Repeatable for 4 Credits

EGR 5995 Special Topics in Engineering Cr. 1-4

State of the art research, development and practice topics from across the fields of engineering; emphasis on interdisciplinary topics. Offered Every Term.

Restriction(s): Enrollment limited to students in the College of Engineering.

Repeatable for 4 Credits

EGR 7995 Special Topics in Engineering Cr. 1-4

State of the art research, development and practice topics from across the fields of engineering; emphasis on interdisciplinary topics. Offered Every Term.

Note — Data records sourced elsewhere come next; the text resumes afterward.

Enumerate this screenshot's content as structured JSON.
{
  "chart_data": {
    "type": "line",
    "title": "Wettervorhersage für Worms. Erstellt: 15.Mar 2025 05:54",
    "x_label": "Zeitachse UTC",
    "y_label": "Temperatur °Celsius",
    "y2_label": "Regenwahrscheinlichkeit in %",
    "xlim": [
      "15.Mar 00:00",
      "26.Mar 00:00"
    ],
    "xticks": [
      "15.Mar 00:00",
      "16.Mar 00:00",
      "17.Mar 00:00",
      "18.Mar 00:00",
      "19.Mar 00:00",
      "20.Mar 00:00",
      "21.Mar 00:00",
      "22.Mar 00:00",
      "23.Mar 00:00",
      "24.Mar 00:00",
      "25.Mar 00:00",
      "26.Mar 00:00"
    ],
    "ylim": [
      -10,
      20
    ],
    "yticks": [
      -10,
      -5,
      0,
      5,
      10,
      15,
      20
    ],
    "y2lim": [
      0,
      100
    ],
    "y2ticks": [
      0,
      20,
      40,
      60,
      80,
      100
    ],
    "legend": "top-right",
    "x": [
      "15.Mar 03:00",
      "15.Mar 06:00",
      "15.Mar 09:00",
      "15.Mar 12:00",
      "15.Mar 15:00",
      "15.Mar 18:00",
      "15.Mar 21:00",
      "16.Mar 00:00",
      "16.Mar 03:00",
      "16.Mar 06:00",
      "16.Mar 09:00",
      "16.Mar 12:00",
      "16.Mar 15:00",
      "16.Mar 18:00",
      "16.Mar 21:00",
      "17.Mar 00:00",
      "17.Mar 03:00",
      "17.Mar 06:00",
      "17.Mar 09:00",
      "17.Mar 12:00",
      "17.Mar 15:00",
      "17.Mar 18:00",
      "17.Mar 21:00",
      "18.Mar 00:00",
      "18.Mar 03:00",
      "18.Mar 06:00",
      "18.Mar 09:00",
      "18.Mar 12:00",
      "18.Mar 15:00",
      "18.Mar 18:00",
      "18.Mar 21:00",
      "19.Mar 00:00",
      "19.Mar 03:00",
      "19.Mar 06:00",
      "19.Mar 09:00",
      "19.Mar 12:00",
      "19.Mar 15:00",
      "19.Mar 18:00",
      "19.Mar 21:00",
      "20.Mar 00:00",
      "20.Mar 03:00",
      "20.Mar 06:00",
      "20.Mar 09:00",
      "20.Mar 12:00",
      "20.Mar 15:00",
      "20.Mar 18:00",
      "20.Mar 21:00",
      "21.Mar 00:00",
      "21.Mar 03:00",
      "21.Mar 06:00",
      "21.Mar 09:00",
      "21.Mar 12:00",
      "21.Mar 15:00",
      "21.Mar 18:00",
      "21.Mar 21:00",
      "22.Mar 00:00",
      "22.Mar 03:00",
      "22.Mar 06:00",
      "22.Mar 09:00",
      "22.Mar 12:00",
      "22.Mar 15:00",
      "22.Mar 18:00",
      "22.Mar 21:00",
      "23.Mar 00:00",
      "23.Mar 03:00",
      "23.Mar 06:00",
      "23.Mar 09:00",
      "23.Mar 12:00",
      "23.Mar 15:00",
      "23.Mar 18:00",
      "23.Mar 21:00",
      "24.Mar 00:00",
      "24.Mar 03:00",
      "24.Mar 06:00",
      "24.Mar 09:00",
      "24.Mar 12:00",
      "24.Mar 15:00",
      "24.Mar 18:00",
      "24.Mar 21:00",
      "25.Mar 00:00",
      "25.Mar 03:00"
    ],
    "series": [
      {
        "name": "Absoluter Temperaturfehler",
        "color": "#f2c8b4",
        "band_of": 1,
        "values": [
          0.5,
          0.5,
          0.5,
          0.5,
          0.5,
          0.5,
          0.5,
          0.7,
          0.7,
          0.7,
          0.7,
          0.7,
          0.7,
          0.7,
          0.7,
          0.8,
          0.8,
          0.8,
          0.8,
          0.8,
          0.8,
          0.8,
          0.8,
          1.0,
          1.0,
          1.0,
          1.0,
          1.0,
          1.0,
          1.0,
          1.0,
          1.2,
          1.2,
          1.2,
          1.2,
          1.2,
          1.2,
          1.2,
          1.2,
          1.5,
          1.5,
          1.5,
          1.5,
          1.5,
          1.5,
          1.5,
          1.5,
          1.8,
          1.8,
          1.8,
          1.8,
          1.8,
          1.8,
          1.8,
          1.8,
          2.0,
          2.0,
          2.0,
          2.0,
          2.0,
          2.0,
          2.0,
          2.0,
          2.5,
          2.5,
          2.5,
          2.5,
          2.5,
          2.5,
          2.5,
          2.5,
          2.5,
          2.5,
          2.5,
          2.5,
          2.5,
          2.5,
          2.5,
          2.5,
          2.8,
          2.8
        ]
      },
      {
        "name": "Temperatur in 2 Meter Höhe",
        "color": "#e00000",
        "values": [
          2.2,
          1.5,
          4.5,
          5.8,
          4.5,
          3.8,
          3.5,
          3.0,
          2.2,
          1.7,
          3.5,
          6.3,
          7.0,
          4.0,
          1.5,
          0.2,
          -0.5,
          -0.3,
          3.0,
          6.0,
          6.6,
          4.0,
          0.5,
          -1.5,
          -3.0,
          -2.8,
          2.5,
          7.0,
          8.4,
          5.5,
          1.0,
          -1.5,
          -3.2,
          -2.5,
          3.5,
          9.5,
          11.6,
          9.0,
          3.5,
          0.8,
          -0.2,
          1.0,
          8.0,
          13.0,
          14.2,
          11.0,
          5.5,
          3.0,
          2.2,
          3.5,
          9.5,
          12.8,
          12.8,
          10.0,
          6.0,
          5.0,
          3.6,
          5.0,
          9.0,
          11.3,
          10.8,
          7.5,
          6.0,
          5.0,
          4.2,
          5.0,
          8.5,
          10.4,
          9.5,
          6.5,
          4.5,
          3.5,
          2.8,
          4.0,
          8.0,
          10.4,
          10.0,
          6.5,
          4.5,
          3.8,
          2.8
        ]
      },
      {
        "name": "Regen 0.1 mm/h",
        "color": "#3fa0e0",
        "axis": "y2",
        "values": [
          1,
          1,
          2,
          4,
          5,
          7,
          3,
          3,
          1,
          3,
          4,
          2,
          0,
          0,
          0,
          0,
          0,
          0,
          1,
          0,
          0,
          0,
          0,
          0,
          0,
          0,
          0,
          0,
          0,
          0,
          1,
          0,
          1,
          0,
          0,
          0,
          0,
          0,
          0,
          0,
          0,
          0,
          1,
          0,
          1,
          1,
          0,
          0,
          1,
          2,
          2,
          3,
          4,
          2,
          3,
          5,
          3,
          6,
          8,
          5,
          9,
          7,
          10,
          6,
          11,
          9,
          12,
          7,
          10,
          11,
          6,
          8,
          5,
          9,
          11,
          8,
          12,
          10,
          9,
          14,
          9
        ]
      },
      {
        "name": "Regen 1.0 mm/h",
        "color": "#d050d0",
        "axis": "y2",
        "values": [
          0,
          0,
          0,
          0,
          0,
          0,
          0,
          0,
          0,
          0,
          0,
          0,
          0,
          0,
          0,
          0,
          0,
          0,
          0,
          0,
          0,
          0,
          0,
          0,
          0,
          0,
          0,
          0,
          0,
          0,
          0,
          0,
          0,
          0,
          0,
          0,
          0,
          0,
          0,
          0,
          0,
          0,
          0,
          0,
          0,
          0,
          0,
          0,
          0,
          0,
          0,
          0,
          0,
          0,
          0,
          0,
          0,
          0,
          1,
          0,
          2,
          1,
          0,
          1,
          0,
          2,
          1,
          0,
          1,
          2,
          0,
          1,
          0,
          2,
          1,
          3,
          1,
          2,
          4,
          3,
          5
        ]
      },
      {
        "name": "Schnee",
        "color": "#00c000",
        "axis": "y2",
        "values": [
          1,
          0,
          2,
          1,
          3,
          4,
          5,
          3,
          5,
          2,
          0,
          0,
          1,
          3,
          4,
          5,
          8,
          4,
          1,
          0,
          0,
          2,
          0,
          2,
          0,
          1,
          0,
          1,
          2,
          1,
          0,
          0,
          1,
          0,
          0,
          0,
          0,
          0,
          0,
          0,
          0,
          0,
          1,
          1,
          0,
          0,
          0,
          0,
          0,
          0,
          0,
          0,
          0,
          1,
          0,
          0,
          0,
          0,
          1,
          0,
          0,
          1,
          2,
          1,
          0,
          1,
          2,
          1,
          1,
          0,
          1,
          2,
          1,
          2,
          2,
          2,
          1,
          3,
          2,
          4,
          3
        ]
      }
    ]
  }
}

Restriction(s): Enrollment is limited to Graduate level students; enrollment limited to students in the College of Engineering.

Repeatable for 4 Credits

EGR 7999 Elements of Graduate Research Cr. 2

Key elements of graduate research. Topics covered include developing research ideas and library search skills, constructing a research proposal/prospectus, identifying research funding and fellowship opportunities, interdisciplinary research, and research ethics. Offered Winter.

Restriction(s): Enrollment is limited to Graduate level students; enrollment limited to students in a Doctor of Philosophy degree.